Doluya koyuyorum almıyor, boşa koyuyorum dolmuyor, bir türlü anlamıyorum.
Kurban bayramı gelirken, en cılız kurbanlık bile 15.000 lira, emekli maaşı 10.000 lira mı acaba diye düşünüyorum ama söz konusu bile değil.
Resmi enflasyon %75, gayri resmisi %125, hissedilen %200 mü? Yooo.
Mazotun 50 liraya dayanmasından kaynaklı değildir ona eminim çünkü malum biz hep o kadarlık alıyoruz.
İşsizlik zaten yok, herkes mesleğini icra edebiliyor, atanamayan öğretmen, sağlık personeli filan desen o da yok.
Dert üstü murat üstü bir toplumda, herkes istediği zaman, istediği şekilde tedavi olabiliyor, üstüne üstlük, muayenesinden ilacına, ilacından tetkiklerine kadar her şey bedava.
Sağlık sistemi bu haldeyken eğitim durur mu hiç? O da bedava. Müfredat desen, dünyanın en tepesinde.
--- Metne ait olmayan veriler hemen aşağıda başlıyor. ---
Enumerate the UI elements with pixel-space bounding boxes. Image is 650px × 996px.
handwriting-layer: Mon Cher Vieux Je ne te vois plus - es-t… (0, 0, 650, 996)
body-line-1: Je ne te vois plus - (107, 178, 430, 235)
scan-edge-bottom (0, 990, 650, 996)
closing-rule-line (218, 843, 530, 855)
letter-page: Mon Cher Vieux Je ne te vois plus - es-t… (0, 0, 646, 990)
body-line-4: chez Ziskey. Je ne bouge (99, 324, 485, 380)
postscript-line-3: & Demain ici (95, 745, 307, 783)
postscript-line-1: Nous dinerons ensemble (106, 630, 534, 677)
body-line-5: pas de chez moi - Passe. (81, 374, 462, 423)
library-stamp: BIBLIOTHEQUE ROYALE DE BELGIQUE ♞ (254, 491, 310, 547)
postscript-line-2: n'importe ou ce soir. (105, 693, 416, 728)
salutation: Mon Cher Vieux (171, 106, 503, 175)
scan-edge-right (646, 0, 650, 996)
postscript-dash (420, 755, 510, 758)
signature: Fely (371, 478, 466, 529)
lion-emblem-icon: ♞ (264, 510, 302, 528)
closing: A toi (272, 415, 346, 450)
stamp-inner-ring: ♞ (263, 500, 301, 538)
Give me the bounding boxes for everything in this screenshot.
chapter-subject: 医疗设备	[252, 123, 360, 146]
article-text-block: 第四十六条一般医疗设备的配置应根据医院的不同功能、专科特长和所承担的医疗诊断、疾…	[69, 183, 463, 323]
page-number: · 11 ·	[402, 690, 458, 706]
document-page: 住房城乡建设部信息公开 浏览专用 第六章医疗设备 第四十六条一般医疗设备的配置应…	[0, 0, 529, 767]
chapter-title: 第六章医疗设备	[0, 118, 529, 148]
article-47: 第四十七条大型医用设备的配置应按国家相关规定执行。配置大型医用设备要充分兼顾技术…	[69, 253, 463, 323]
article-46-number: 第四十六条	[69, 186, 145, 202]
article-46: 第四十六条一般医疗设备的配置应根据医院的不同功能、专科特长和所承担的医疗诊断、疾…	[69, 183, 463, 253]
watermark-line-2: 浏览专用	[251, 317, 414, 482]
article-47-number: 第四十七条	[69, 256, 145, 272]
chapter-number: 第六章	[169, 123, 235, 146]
Fazla değil, 10 seneye, astronot, kuantum fizikçisi, genetik mühendisinden geçilemeyecek.
Asgari ücret desen almış başını gitmiş, verimli kullanan en az yarısını tasarruf edebilir durumda.
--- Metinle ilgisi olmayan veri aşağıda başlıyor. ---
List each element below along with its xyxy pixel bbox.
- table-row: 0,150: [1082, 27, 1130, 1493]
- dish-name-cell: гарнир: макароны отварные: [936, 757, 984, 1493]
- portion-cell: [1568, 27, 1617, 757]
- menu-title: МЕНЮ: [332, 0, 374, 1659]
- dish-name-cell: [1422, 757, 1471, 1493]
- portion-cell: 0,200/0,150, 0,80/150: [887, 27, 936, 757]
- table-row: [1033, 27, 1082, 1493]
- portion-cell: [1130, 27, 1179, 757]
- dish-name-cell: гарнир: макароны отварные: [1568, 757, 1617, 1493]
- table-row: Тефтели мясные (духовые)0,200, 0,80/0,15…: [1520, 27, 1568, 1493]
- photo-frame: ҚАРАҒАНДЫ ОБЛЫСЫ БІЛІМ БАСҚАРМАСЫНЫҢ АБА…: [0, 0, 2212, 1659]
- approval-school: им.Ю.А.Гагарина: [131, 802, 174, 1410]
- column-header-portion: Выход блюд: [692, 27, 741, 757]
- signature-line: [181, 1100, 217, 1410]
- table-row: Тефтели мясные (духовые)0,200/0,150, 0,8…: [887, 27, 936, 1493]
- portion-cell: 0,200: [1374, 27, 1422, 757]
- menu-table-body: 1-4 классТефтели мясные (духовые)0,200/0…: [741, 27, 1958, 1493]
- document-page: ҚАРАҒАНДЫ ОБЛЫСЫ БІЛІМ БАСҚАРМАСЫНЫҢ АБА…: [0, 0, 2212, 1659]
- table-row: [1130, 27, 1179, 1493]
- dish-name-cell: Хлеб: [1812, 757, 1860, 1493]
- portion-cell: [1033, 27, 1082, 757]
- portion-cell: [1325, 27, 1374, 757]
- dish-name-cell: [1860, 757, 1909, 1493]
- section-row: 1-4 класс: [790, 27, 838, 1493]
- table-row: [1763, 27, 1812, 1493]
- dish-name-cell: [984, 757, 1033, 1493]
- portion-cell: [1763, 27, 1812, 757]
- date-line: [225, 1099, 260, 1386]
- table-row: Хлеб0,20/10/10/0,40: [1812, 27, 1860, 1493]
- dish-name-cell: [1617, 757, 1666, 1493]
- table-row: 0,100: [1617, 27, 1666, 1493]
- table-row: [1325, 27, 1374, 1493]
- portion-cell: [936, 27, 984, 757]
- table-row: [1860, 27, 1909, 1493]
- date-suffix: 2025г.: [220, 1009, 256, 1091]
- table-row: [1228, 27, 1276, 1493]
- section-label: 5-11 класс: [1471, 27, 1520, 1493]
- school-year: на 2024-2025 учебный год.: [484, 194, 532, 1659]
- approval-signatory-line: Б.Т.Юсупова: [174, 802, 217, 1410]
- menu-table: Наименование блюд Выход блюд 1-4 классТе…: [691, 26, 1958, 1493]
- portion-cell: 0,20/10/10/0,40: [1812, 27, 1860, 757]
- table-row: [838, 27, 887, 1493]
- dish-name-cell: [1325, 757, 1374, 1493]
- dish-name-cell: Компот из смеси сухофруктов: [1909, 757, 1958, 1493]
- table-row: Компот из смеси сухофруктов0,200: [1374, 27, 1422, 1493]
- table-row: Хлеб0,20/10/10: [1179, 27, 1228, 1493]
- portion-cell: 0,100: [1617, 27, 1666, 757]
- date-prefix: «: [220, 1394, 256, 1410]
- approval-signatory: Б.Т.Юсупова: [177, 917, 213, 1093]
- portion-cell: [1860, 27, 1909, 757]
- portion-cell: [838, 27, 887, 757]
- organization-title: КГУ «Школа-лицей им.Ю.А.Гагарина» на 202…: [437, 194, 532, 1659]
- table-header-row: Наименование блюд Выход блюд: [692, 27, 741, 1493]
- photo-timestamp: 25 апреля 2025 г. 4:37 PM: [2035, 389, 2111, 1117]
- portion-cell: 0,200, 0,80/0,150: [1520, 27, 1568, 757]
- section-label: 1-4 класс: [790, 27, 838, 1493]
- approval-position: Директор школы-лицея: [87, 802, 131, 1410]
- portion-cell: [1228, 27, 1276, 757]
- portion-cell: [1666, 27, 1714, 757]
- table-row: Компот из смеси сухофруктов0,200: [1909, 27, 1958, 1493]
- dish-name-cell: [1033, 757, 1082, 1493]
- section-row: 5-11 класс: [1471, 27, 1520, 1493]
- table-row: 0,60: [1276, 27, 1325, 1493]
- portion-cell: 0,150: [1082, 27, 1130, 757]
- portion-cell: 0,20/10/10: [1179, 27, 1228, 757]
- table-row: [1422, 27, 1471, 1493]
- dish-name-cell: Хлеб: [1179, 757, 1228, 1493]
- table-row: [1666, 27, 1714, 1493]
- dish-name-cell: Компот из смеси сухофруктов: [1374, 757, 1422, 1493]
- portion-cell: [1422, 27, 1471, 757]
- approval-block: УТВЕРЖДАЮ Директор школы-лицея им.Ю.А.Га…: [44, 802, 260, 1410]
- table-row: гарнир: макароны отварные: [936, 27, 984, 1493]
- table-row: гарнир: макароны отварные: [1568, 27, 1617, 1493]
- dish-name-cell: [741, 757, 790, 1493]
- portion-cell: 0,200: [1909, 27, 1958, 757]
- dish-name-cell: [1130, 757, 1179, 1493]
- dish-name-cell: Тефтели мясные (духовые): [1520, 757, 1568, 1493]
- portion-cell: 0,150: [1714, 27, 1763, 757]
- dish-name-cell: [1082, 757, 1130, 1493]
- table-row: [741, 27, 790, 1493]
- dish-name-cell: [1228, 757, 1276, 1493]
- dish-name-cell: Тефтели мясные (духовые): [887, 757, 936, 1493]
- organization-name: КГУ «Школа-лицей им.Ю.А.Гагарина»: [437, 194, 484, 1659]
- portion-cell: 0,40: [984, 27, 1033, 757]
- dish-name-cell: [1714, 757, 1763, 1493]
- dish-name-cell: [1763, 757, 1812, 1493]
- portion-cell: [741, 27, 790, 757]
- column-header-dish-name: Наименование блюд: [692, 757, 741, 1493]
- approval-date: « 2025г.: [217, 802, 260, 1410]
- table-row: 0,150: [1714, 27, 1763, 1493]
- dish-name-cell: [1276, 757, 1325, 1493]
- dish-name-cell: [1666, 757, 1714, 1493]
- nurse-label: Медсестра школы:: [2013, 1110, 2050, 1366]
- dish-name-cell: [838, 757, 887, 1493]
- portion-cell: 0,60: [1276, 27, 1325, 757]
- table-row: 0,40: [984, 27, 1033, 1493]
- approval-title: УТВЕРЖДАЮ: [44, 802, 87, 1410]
Tüm dünyaya sadece tarım ürünü ve hayvan değil, ciddi ciddi teknoloji satıyoruz, ülkemizdeki teknoloji firmalarının sadece binalarını üst üste koysan Jüpiter’e dört şeritli yol yaparız.
Kadınların ve çocukların sokaklarında kendini en rahat hissettiği ülke olmanın yanında, son zamanlarda, dünyadaki en huzurlu sokak hayvanlarının da ülkemizde olduğu ortaya çıktı.
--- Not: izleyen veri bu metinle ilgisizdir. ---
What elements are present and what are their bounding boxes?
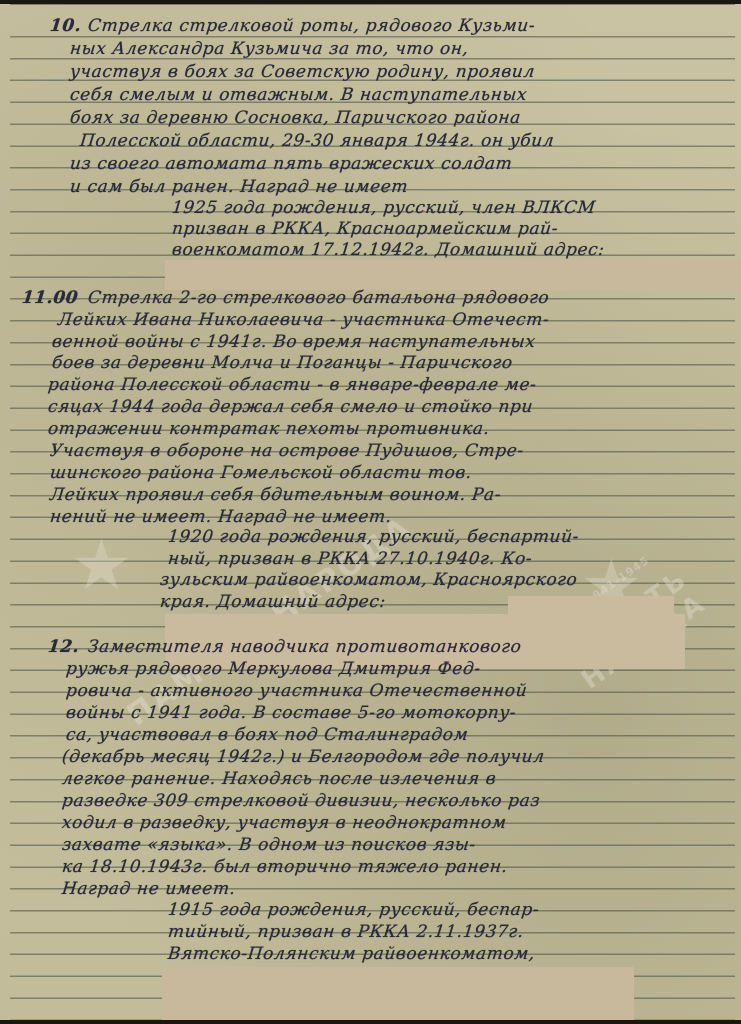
bio-line: 1925 года рождения, русский, член ВЛКСМ [171,198,597,218]
entry-line: Участвуя в обороне на острове Пудишов, С… [49,441,525,461]
entry-line: Наград не имеет. [61,879,237,899]
entry-line: ка 18.10.1943г. был вторично тяжело ране… [61,857,509,877]
entry-line: участвуя в боях за Советскую родину, про… [69,62,536,82]
entry-line: ровича - активного участника Отечественн… [65,681,528,701]
bio-line: Вятско-Полянским райвоенкоматом, [167,944,536,964]
entry-line: сяцах 1944 года держал себя смело и стой… [47,397,534,417]
entry-line: войны с 1941 года. В составе 5-го мотоко… [65,703,517,723]
entry-line: Стрелка 2-го стрелкового батальона рядов… [87,288,550,308]
entry-line: ных Александра Кузьмича за то, что он, [69,39,470,59]
entry-line: себя смелым и отважным. В наступательных [69,85,528,105]
redaction-box [165,260,741,290]
entry-line: района Полесской области - в январе-февр… [47,375,538,395]
entry-line: са, участвовал в боях под Сталинградом [65,725,469,745]
entry-line: венной войны с 1941г. Во время наступате… [51,332,537,352]
entry-line: из своего автомата пять вражеских солдат [69,154,513,174]
bio-line: ный, призван в РККА 27.10.1940г. Ко- [167,549,533,569]
redaction-box [162,967,634,1020]
entry-line: и сам был ранен. Наград не имеет [69,177,409,197]
bio-line: призван в РККА, Красноармейским рай- [171,219,559,239]
entry-number: 11.00 [21,288,79,308]
bio-line: тийный, призван в РККА 2.11.1937г. [167,922,525,942]
entry-number: 10. [49,16,82,36]
entry-line: боев за деревни Молча и Поганцы - Паричс… [51,353,514,373]
entry-line: отражении контратак пехоты противника. [47,419,491,439]
entry-line: захвате «языка». В одном из поисков язы- [61,835,477,855]
bio-line: военкоматом 17.12.1942г. Домашний адрес: [171,240,606,260]
entry-line: Заместителя наводчика противотанкового [87,637,523,657]
entry-line: шинского района Гомельской области тов. [49,463,473,483]
bio-line: края. Домашний адрес: [159,592,387,612]
bio-line: 1915 года рождения, русский, беспар- [167,900,540,920]
entry-line: разведке 309 стрелковой дивизии, несколь… [61,791,541,811]
entry-number: 12. [47,637,80,657]
entry-line: ходил в разведку, участвуя в неоднократн… [61,813,508,833]
entry-line: нений не имеет. Наград не имеет. [49,507,393,527]
entry-line: Стрелка стрелковой роты, рядового Кузьми… [87,16,536,36]
bio-line: 1920 года рождения, русский, беспартий- [167,527,580,547]
entry-line: ружья рядового Меркулова Дмитрия Фед- [65,659,482,679]
bio-line: зульским райвоенкоматом, Красноярского [159,570,578,590]
star-icon: ★ [70,524,133,606]
document-page: ★ ПАМЯТЬ НАРОДА ★ ПАМЯТЬ НАРОДА 1941-194… [0,4,741,1020]
entry-line: (декабрь месяц 1942г.) и Белгородом где … [61,747,546,767]
entry-line: легкое ранение. Находясь после излечения… [61,769,497,789]
entry-line: Лейких Ивана Николаевича - участника Оте… [57,310,550,330]
entry-line: Полесской области, 29-30 января 1944г. о… [79,131,555,151]
entry-line: боях за деревню Сосновка, Паричского рай… [69,108,522,128]
entry-line: Лейких проявил себя бдительным воином. Р… [49,485,502,505]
Bakın Avrupa ülkelerine, hepsi; yok efendim mülteciydi, sığınmacıydı falan uğraşırken, bizim ülkemize bırakın sığınmacı akınını, ülkeyi turistik gezi için bile terk etmek istemeyenler olduğu için, ülke resmen şişti.
Uzatmak mümkün de, siz söyleyin bu saydıklarım varken biz neden bir türlü yumuşayamıyoruz? Benim aklıma tek şey geliyor, namkör milletiz anacım namkör. Haydi, kalın sağlıcakla.